Back in August 2020, I was hired by an electric vehicle charging company to be a customer service phone agent. I figured it'd be easy – almost every job I've had since the age of 16 was in customer service in some capacity and at the time, this company was getting barely any calls compared to the veterinary hospital I worked for before – but it turned out to be a lot more stressful than I expected. The rough customer interactions often had me in tears and then when business started booming it felt like I barely got to breathe between one call and the next. Eventually I reached my breaking point and begged my psychiatrist to write me a doctor's note to take just a couple weeks off of work so I could get my mental health straight. Near the end of that two weeks when we did a recheck to see if I was ready to return to work, I was still in such a bad way that she requested to have my leave extended another six weeks and urged me to start seeing a therapist again. Thankfully I took her advice and learned a lot about myself during that time off, the biggest revelation being that after more than a decade in the customer service industry, I was officially over it. A little while after I returned to work, I was lucky enough to be able to transfer to a different team within the company. Instead of answering customer calls and creating cases from them, I'd take those cases and create maintenance or tech support tickets from them so the appropriate team would then investigate further. While the work was a bit more challenging, it got me the fuck out of customer service and that alone was a huge relief.

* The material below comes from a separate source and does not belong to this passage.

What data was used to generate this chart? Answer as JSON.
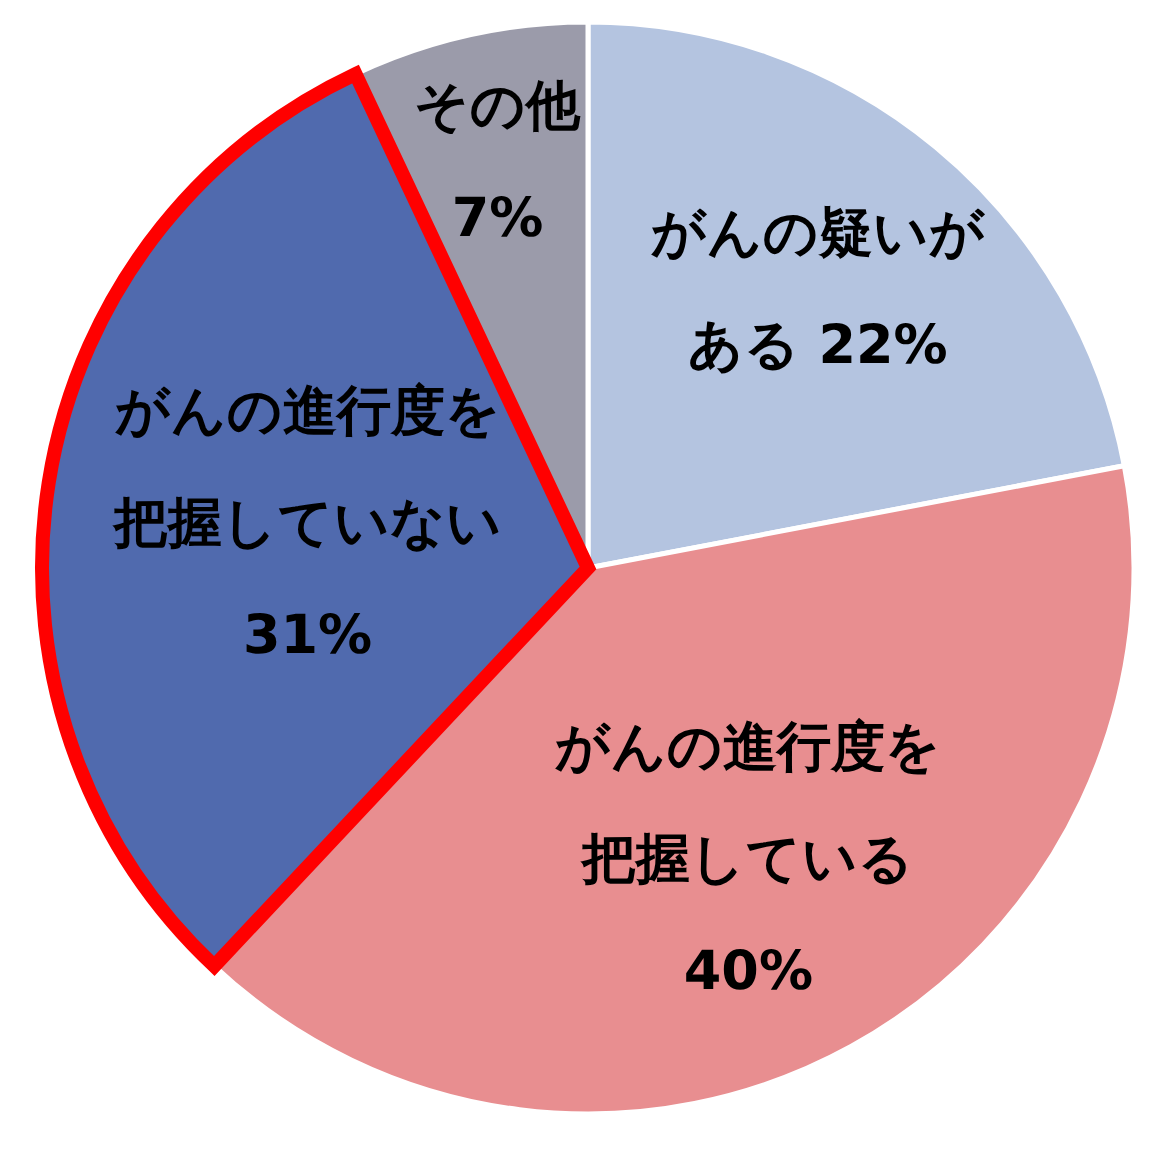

“So wait… You said business started booming, right? Then why'd you get laid off?” I hear you asking. I know, I'm surprised as well. And even more surprising, they laid me off right before “the busy season” is expected to begin (which is one of the reasons why I think this move is going to bite them in the ass). The HR lady basically told me that the company had to make some “budgeting decisions” and are eliminating some “redundancies.” Now to be totally fair, I wasn't the strongest member of the team, but I was good at my job. And almost every person I've seen get hired into that job over the last year would leave either before or right after they finished training, so it's not like the company had an exorbitant amount of us; in fact, there were only 9 of us total on that team. I don't know who the hell thinks only 9 workers making tickets for the company's apps, their home charging units, and their public charging network with tens of thousands of chargers across the continent is “too many,” but what do I know? I'll tell ya what I know: if people continue to make the switch to EVs at the same rate as they have been for the last couple of years, then that company is only gonna get busier, my old team's gonna be slammed even harder, and the company's gonna have to start wasting a bunch more money hiring (and most likely losing) new employees rather than just keep the already trained ones they had. But oh, well. Not my problem anymore.

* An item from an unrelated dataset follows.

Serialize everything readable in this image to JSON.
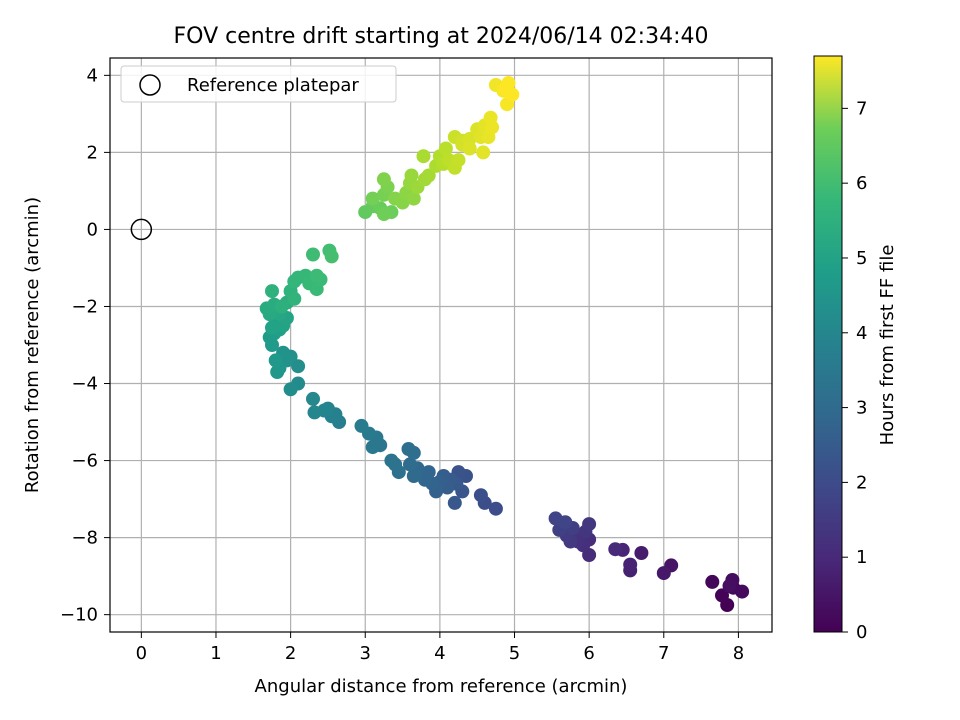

You know what's funny? With all the stress I felt with this company after nearly 3 years with them, I'm honestly not upset that I've been let go. The saddest part of this for me is that I'm losing the nice 4×10 schedule (4 days a week, 10-hour shifts) that gave me 3-day weekends every week… Of course, that's not the only shitty aspect of this; I'm losing my health insurance this weekend, chances are I'll have to work in-office full time again with whatever new job I end up getting, and I'm only gonna get 2 weeks of severance pay. So yes, ya girl's gonna be applying for unemployment and Medicaid (or another type of health insurance) tomorrow in case finding a new job takes longer than I'm hoping. I'm dreading having to go back on the job hunt, but I've got my fingers crossed in hopes that I'll manage to find something better.